I don't attract cats. I've never owned a cat, though I'm quite fond of them. I have been a bird owner, however, and apparently in the eyes of Providence this qualifies me as a bird rescuer. I've been to the SPCA so often with wild birds that I've learnt the proper one-hand hold for them. I also have something of a sideline in small rodents, like hamsters or mice. People are *incredibly* stupid with small rodents. I mean all right, they're a little harder to anthropomorphise than cats or dogs, aren't they, but what sort of git abandons a hamster in the subway station? A tame mouse in the mall? Even if the animals were able to instinctively crawl into the walls and burrow a home for themselves - which I'm not at all certain they are - does the act of purposefully infesting public buildings with rodents not involve a certain, I dunno, *irresponsibility*?

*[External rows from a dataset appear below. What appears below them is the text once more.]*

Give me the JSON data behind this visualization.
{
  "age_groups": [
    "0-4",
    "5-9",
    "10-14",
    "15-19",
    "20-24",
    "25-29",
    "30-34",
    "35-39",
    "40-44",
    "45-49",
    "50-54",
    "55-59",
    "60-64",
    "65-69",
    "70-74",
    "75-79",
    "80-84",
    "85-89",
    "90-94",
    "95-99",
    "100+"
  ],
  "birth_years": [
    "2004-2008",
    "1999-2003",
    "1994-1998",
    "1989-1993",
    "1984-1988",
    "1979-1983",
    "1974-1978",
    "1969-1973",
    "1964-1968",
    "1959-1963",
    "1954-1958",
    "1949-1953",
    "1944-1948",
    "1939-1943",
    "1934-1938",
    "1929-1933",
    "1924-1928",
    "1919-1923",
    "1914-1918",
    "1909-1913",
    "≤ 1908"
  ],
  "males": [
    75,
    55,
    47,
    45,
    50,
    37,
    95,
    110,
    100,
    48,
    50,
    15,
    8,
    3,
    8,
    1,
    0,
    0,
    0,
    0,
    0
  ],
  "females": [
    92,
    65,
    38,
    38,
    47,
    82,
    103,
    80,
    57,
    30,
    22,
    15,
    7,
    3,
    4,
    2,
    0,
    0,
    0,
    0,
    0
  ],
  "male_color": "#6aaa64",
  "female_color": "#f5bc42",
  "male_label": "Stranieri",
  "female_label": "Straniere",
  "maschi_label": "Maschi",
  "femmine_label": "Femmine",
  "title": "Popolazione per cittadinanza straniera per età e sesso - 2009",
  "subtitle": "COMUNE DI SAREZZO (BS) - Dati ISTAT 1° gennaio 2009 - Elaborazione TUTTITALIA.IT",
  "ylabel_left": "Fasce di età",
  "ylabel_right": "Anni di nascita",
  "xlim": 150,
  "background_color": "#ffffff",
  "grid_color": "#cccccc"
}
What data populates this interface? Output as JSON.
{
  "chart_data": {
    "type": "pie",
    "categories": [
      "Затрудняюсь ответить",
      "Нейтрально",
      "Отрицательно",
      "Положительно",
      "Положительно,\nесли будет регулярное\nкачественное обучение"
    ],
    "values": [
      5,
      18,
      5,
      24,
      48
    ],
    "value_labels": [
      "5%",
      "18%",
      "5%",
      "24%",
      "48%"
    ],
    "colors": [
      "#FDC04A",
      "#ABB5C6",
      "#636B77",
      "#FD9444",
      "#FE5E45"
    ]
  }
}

There's no help for some people. None at all. >__

Date: 2002-09-09 07:09 pm (UTC)
From: [identity profile] sdavis.livejournal.com
You'd think the purchase of an animal implied a commitment of sorts, but apparently a great many people see no injustice in dumping an inbred, malnourished gerbil down a sewer grate. It's absolutely despicable. There's a constant threat of spreading diseases or introducing strange pests to an area, all because people can't acquire the wit to realize that a pet requires a level of responsibility.

On their durability, you're right to be uncertain: many rodents are extremely susceptible to dehydration and rhespiratory infections; a slight, cool breeze can kill certain African species, for instance. Few have the slimmest chance of survival in a mall, subway, or anywhere outside the house or their native habitats. When they do survive, that in itself is problematic, as you noted.